"This decision is extremely regrettable but we will continue our contacts and mobilise support to obtain Taysir Alluni's freedom," spokesman Jihad Ballout said in Doha on Friday.
The spokesman made it clear that Aljazeera was in no doubt about the innocence of its Syrian-born reporter, who also holds Spanish citizenship.
"We are convinced of Taysir Alluni's innocence and we have full confidence in the impartiality of Spanish justice," he said.
Aljazeera Chairman Shaikh Hamad bin Thamir al-Thani has written to Spanish Prime Minister Jose Maria Aznar to press for Alluni's release.
Aljazeera's journalists have signed a petition of support for their colleague, and anchormen and women appear on the screen wearing a badge carrying his picture.
Alluni's exclusives are being replayed and an open forum enables viewers to express their own solidarity with the detained journalist.
"This is much more than a disappointment," the channel's Brussels correspondent Ahmad Kamel, in Madrid to monitor developments, said on Thursday following the decision to keep Alluni in custody.
"We are convinced of Taysir Alluni's innocence and we have full confidence in the impartiality of Spanish justice"
"There will be consequences, there will be demonstrations in the Arab world and appeals to boycott tourism (in Spain) and Spanish products," he said.
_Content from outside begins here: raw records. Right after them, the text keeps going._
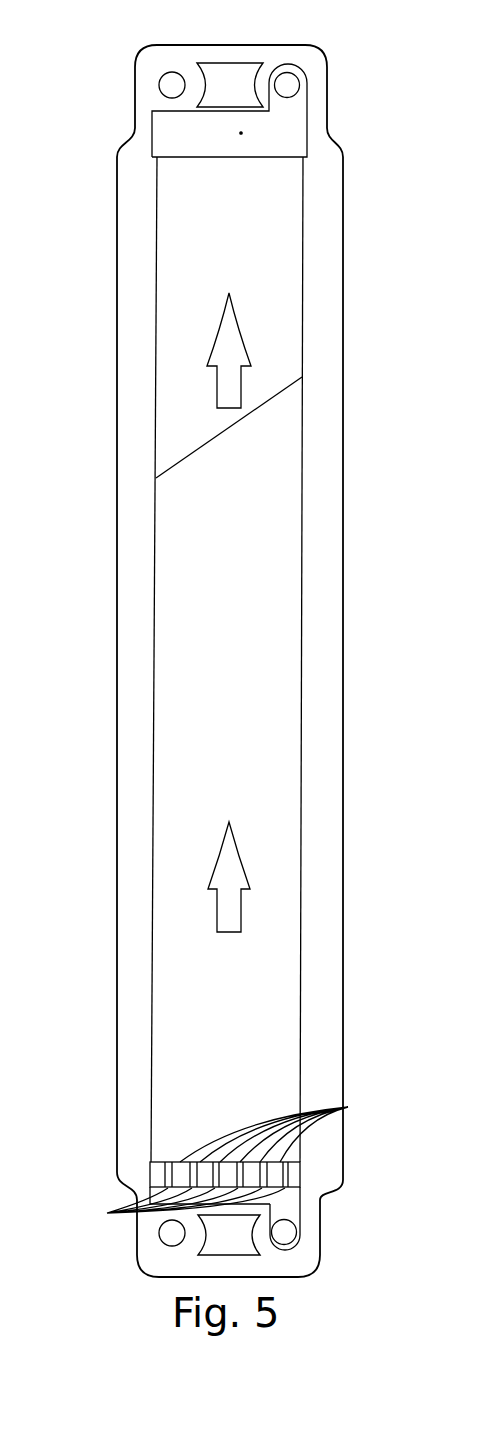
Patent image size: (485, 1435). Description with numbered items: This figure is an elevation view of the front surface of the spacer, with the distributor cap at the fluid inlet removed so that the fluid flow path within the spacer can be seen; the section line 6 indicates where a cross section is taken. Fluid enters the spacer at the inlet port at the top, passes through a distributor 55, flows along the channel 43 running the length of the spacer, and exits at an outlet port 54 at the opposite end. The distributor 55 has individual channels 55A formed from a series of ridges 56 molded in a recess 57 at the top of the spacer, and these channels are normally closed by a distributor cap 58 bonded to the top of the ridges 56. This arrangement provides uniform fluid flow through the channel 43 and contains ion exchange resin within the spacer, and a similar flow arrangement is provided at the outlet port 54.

The channel 43 is at (283, 685).
The outlet port 54 is at (293, 82).
The distributor cap 58 is at (158, 118).
The section line 6- 6 is at (322, 6).
The recess 57 is at (155, 1172).
The distributor 55 is at (298, 1194).
The ridges 56 is at (328, 1272).
The individual channels 55A is at (174, 1206).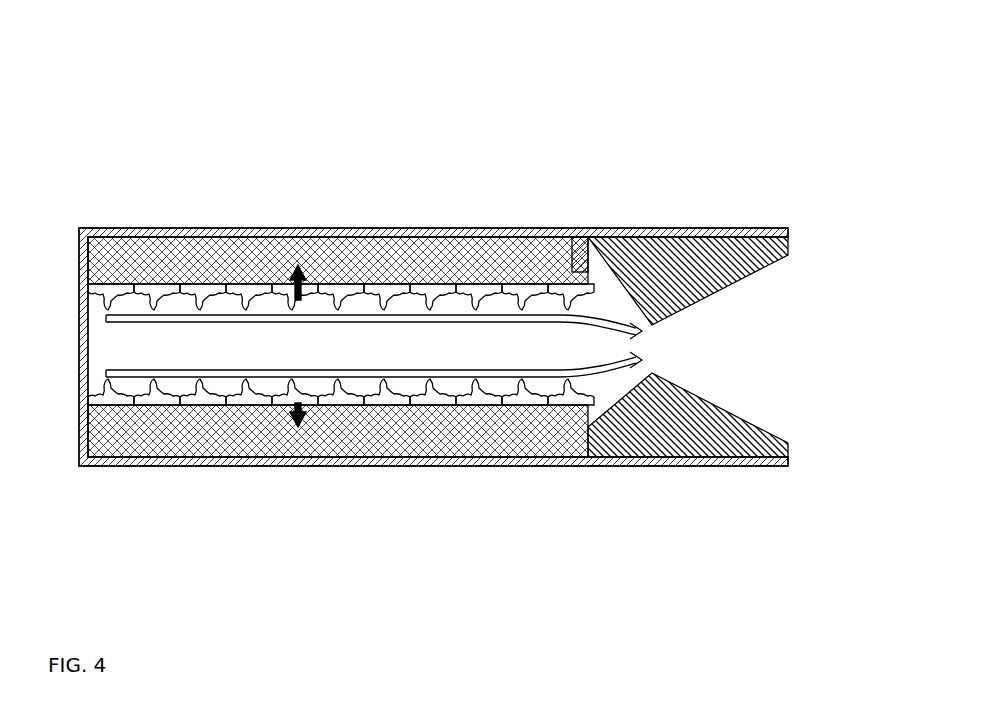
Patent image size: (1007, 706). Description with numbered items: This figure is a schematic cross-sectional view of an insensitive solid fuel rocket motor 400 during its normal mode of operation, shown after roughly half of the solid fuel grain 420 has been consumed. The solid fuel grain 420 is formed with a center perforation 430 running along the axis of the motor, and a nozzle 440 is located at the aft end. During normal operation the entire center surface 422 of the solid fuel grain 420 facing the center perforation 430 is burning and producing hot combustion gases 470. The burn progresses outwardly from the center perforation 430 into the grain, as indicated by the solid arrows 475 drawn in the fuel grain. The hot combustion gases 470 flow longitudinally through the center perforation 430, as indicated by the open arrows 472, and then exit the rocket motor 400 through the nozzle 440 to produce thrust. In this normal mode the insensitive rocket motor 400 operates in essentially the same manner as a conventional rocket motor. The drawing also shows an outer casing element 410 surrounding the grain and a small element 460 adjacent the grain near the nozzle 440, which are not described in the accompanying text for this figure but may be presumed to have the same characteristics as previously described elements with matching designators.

The insensitive rocket motor 400 is at (165, 48).
The housing 410 is at (712, 467).
The solid fuel grain 420 is at (490, 257).
The center surface 422 is at (207, 280).
The center perforation 430 is at (453, 352).
The nozzle 440 is at (745, 278).
The seal 460 is at (581, 252).
The hot combustion gases 470 is at (205, 405).
The open arrows 472 is at (359, 376).
The solid arrows 475 is at (303, 266).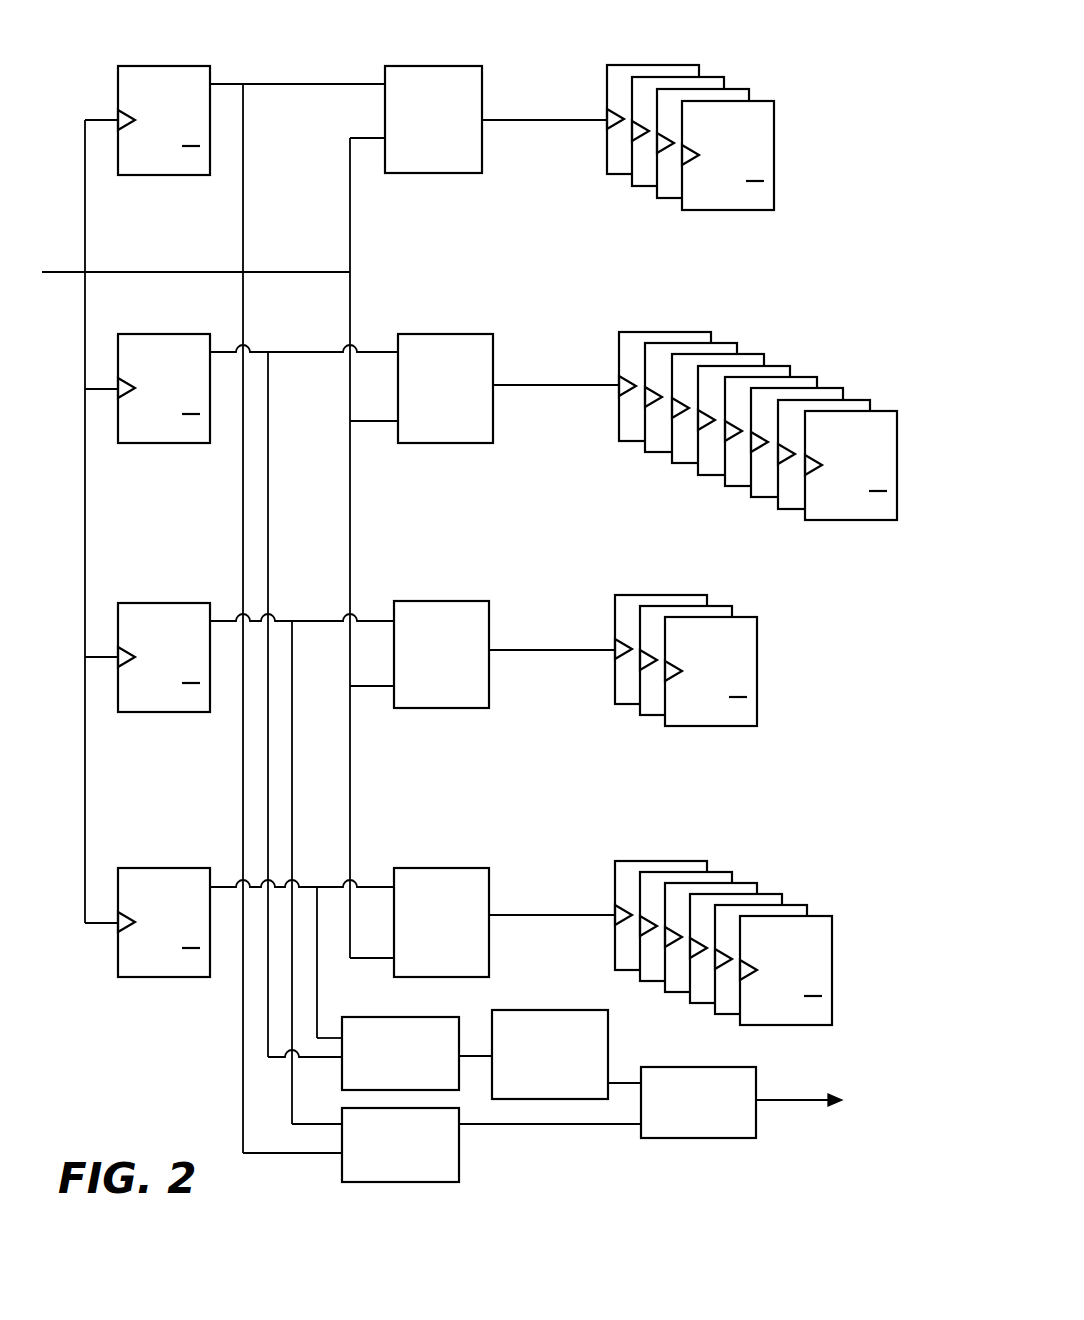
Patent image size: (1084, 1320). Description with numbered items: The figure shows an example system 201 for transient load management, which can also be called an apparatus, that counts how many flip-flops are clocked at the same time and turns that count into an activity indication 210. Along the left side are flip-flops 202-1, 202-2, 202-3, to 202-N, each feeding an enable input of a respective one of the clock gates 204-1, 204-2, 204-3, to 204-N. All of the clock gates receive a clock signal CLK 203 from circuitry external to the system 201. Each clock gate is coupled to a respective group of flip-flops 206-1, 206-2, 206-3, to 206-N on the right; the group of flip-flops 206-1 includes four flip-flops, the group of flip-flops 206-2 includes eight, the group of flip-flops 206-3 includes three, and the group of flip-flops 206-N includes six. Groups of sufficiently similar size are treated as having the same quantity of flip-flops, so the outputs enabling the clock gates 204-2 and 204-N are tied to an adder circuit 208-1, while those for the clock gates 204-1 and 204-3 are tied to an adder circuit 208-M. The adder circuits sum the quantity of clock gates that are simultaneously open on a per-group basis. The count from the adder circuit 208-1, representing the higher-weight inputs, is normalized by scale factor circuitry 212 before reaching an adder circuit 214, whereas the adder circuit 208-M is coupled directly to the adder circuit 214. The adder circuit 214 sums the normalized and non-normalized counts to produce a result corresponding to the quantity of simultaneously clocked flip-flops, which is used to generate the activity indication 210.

The system 201 is at (834, 64).
The flip-flop 202-1 is at (165, 66).
The flip-flop 202-2 is at (165, 334).
The flip-flop 202-3 is at (165, 603).
The flip-flop 202-N is at (165, 868).
The clock signal CLK 203 is at (70, 246).
The clock gate 204-1 is at (470, 173).
The clock gate 204-2 is at (481, 443).
The clock gate 204-3 is at (478, 708).
The clock gate 204-N is at (470, 868).
The group of flip-flops 206-1 is at (774, 217).
The group of flip-flops 206-2 is at (898, 525).
The group of flip-flops 206-3 is at (757, 735).
The group of flip-flops 206-N is at (832, 855).
The adder circuit 208-1 is at (388, 1017).
The adder circuit 208-M is at (459, 1163).
The activity indication 210 is at (898, 1076).
The scale factor circuitry 212 is at (522, 1010).
The adder circuit 214 is at (747, 1138).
A Spanish judge on Thursday ruled that the journalist should remain in custody pending further investigations into the purported links.
Judge Baltasar Garzon said he believed Alluni had helped to structure al-Qaida "at national and international level by financing, controlling and coordinating ... this criminal organisation".
Garzon's conclusions, contained in a 25-page written summary, showed he was convinced after interviewing Alluni and after reading material from foreign intelligence sources that there was sufficient reason to keep him in detention pending charges.
Garzon excluded any "direct relationship" between the reporter and "the most serious acts" of "terror" which al-Qaida is alleged to have carried out.
But he said he had concluded that al-Qaida was still active "thanks to sleeper cells" whose members had to be "neutralised".
The 56-year-old Alluni found fame for exclusive reporting from Afghanistan during the US-led invasion on the Taliban launched in October 2001, interviewing Bin Ladin and later reporting from Baghdad on the war in Iraq.
Police suspect Alluni of having links to members of al-Qaida's network, including Imad Eddin Barakat Yarkas, alias Abu Dahdah, who was arrested on suspicion of being the ringleader of an Islamist cell which Spanish authorities dismantled in November 2001.
Garzon wants to neutralise
al-Qaida sleeper cells
Alluni has denied any links to the cell, which is suspected of having helped to prepare the September 11 attacks, although US authorities have not applied for his extradition.
Alluni was arrested last Friday while on holiday in Granada, where the reporter has a family home, and taken to Madrid where he remains in detention.
Under Spanish law Garzon had until Thursday to either release him or decide there was sufficient evidence to keep him in custody.
Once a member of the Muslim Brotherhood, Alluni survived a US bombing of Aljazeeera’s office in Kabul in November 2001 before leaving Afghanistan when the Taliban government collapsed.
He was to relive the same scenario in Baghdad less than two years later, when US fire on the station's office in the Iraqi capital claimed the life of one of his colleagues.